A CMMC audit will depend on several factors, including the size of your business and the type of work you do. If you work with any type of sensitive information – such as personal data or financial records – then you will almost certainly need to undergo a CMMC audit.
Department of Defense
Even if your business doesn’t handle sensitive information, you may still be required to have a CMMC audit if you want to do business with the US Department of Defense. The Department of Defense (DoD) is now requiring contractors to be certified under the Cybersecurity Maturity Model Certification (CMMC) program in order to bid on and win contracts. This means that if your business wants to continue working with the DoD, you will need to get certified.

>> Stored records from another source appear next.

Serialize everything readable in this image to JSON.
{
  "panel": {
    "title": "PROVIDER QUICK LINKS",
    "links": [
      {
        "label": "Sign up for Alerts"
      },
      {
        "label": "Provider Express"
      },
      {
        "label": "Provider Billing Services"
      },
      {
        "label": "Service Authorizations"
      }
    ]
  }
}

Controlled Unclassified Information
There are a few factors that will determine whether or not your business will need to go through the CMMC audit process. The first is the type of contract you are bidding on. If you are bidding on a contract that requires access to Controlled Unclassified Information (CUI), then you will need to be certified under CMMC.
DoD Supply Chain Risk Management (SCRM)
Another factor that will determine whether or not you need a CMMC audit is if your business is part of the DoD’s Supply Chain Risk Management (SCRM) program. SCRM is a voluntary program that businesses can opt into if they want to work with the DoD. If your business is part of SCRM, then you will need to go through the CMMC audit process.

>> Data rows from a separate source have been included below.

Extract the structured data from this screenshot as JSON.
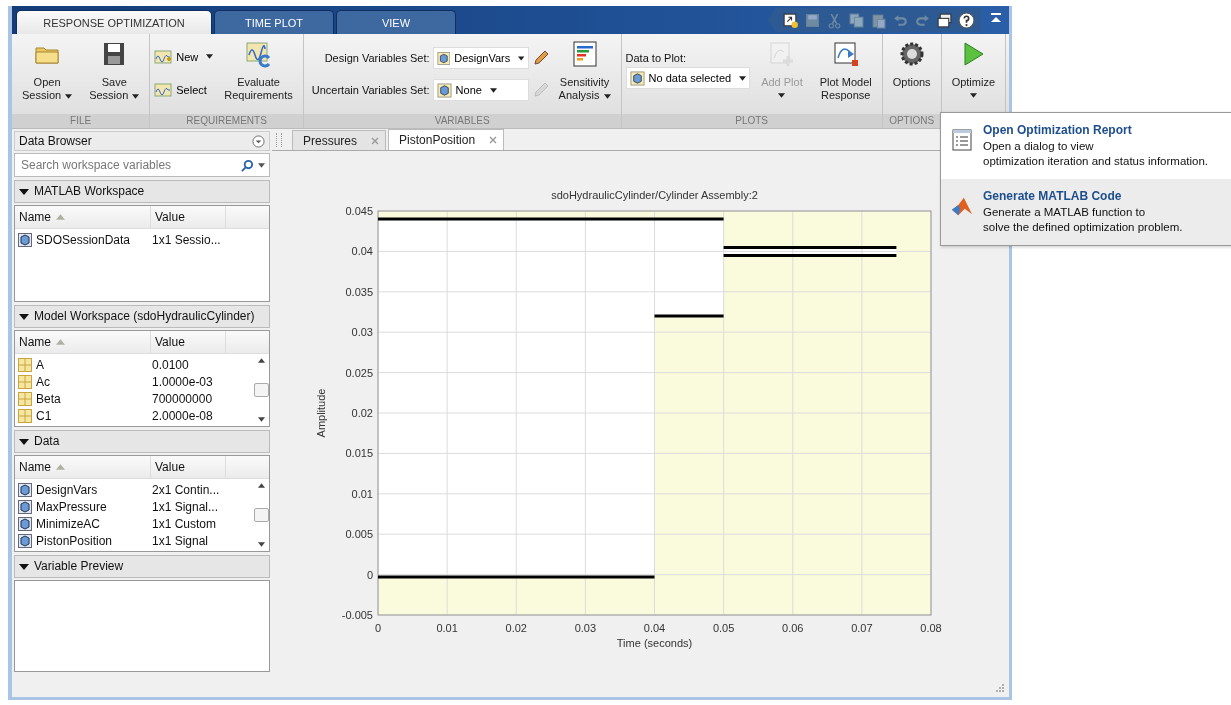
{
  "window_tabs": [
    {
      "label": "RESPONSE OPTIMIZATION",
      "selected": true
    },
    {
      "label": "TIME PLOT",
      "selected": false
    },
    {
      "label": "VIEW",
      "selected": false
    }
  ],
  "toolstrip": [
    {
      "label": "FILE",
      "buttons": [
        {
          "lines": [
            "Open",
            "Session"
          ],
          "dropdown": true,
          "disabled": false
        },
        {
          "lines": [
            "Save",
            "Session"
          ],
          "dropdown": true,
          "disabled": false
        }
      ]
    },
    {
      "label": "REQUIREMENTS",
      "small_buttons": [
        {
          "label": "New",
          "dropdown": true
        },
        {
          "label": "Select",
          "dropdown": false
        }
      ],
      "buttons": [
        {
          "lines": [
            "Evaluate",
            "Requirements"
          ],
          "dropdown": false,
          "disabled": false
        }
      ]
    },
    {
      "label": "VARIABLES",
      "sets": [
        {
          "label": "Design Variables Set:",
          "value": "DesignVars",
          "edit_disabled": false
        },
        {
          "label": "Uncertain Variables Set:",
          "value": "None",
          "edit_disabled": true
        }
      ],
      "buttons": [
        {
          "lines": [
            "Sensitivity",
            "Analysis"
          ],
          "dropdown": true,
          "disabled": false
        }
      ]
    },
    {
      "label": "PLOTS",
      "data_to_plot": {
        "label": "Data to Plot:",
        "value": "No data selected"
      },
      "buttons": [
        {
          "lines": [
            "Add Plot"
          ],
          "dropdown": true,
          "disabled": true
        },
        {
          "lines": [
            "Plot Model",
            "Response"
          ],
          "dropdown": false,
          "disabled": false
        }
      ]
    },
    {
      "label": "OPTIONS",
      "buttons": [
        {
          "lines": [
            "Options"
          ],
          "dropdown": false,
          "disabled": false
        }
      ]
    },
    {
      "buttons": [
        {
          "lines": [
            "Optimize"
          ],
          "dropdown": true,
          "disabled": false
        }
      ]
    }
  ],
  "data_browser": {
    "title": "Data Browser",
    "search": {
      "placeholder": "Search workspace variables"
    },
    "sections": [
      {
        "title": "MATLAB Workspace",
        "columns": [
          "Name",
          "Value"
        ],
        "rows": [
          {
            "kind": "object",
            "name": "SDOSessionData",
            "value": "1x1 Sessio..."
          }
        ]
      },
      {
        "title": "Model Workspace (sdoHydraulicCylinder)",
        "columns": [
          "Name",
          "Value"
        ],
        "rows": [
          {
            "kind": "matrix",
            "name": "A",
            "value": "0.0100"
          },
          {
            "kind": "matrix",
            "name": "Ac",
            "value": "1.0000e-03"
          },
          {
            "kind": "matrix",
            "name": "Beta",
            "value": "700000000"
          },
          {
            "kind": "matrix",
            "name": "C1",
            "value": "2.0000e-08"
          }
        ]
      },
      {
        "title": "Data",
        "columns": [
          "Name",
          "Value"
        ],
        "rows": [
          {
            "kind": "object",
            "name": "DesignVars",
            "value": "2x1 Contin..."
          },
          {
            "kind": "object",
            "name": "MaxPressure",
            "value": "1x1 Signal..."
          },
          {
            "kind": "object",
            "name": "MinimizeAC",
            "value": "1x1 Custom"
          },
          {
            "kind": "object",
            "name": "PistonPosition",
            "value": "1x1 Signal"
          }
        ]
      },
      {
        "title": "Variable Preview"
      }
    ]
  },
  "document_tabs": [
    {
      "label": "Pressures",
      "selected": false
    },
    {
      "label": "PistonPosition",
      "selected": true
    }
  ],
  "plot": {
    "chart_data": {
      "type": "line",
      "title": "sdoHydraulicCylinder/Cylinder Assembly:2",
      "xlabel": "Time (seconds)",
      "ylabel": "Amplitude",
      "x": [
        0,
        0.04,
        0.05,
        0.075
      ],
      "series": [
        {
          "color": "#000000",
          "values": [
            0.044,
            0.044,
            0.044,
            null
          ]
        },
        {
          "color": "#000000",
          "values": [
            null,
            null,
            0.0405,
            0.0405
          ]
        },
        {
          "color": "#000000",
          "values": [
            -0.0003,
            -0.0003,
            null,
            null
          ]
        },
        {
          "color": "#000000",
          "values": [
            null,
            0.032,
            0.032,
            null
          ]
        },
        {
          "color": "#000000",
          "values": [
            null,
            null,
            0.0395,
            0.0395
          ]
        }
      ],
      "xlim": [
        0,
        0.08
      ],
      "ylim": [
        -0.005,
        0.045
      ],
      "grid": true,
      "xticks": [
        0,
        0.01,
        0.02,
        0.03,
        0.04,
        0.05,
        0.06,
        0.07,
        0.08
      ],
      "yticks": [
        -0.005,
        0,
        0.005,
        0.01,
        0.015,
        0.02,
        0.025,
        0.03,
        0.035,
        0.04,
        0.045
      ]
    }
  },
  "optimize_menu": {
    "items": [
      {
        "title": "Open Optimization Report",
        "description": [
          "Open a dialog to view",
          "optimization iteration and status information."
        ],
        "selected": false
      },
      {
        "title": "Generate MATLAB Code",
        "description": [
          "Generate a MATLAB function to",
          "solve the defined optimization problem."
        ],
        "selected": true
      }
    ]
  }
}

Publicly Available Information
The last factor that will determine if you need a CMMC audit is the type of information your business has access to. If your business has access to any publicly available information (PII), then you will need to get certified.
Consult with a CMMC Assessor
If you’re not sure whether or not your business will need a CMMC audit, the best thing to do is to consult with a qualified CMMC assessor. They will be able to evaluate your specific situation and give you advice on whether or not you should pursue certification.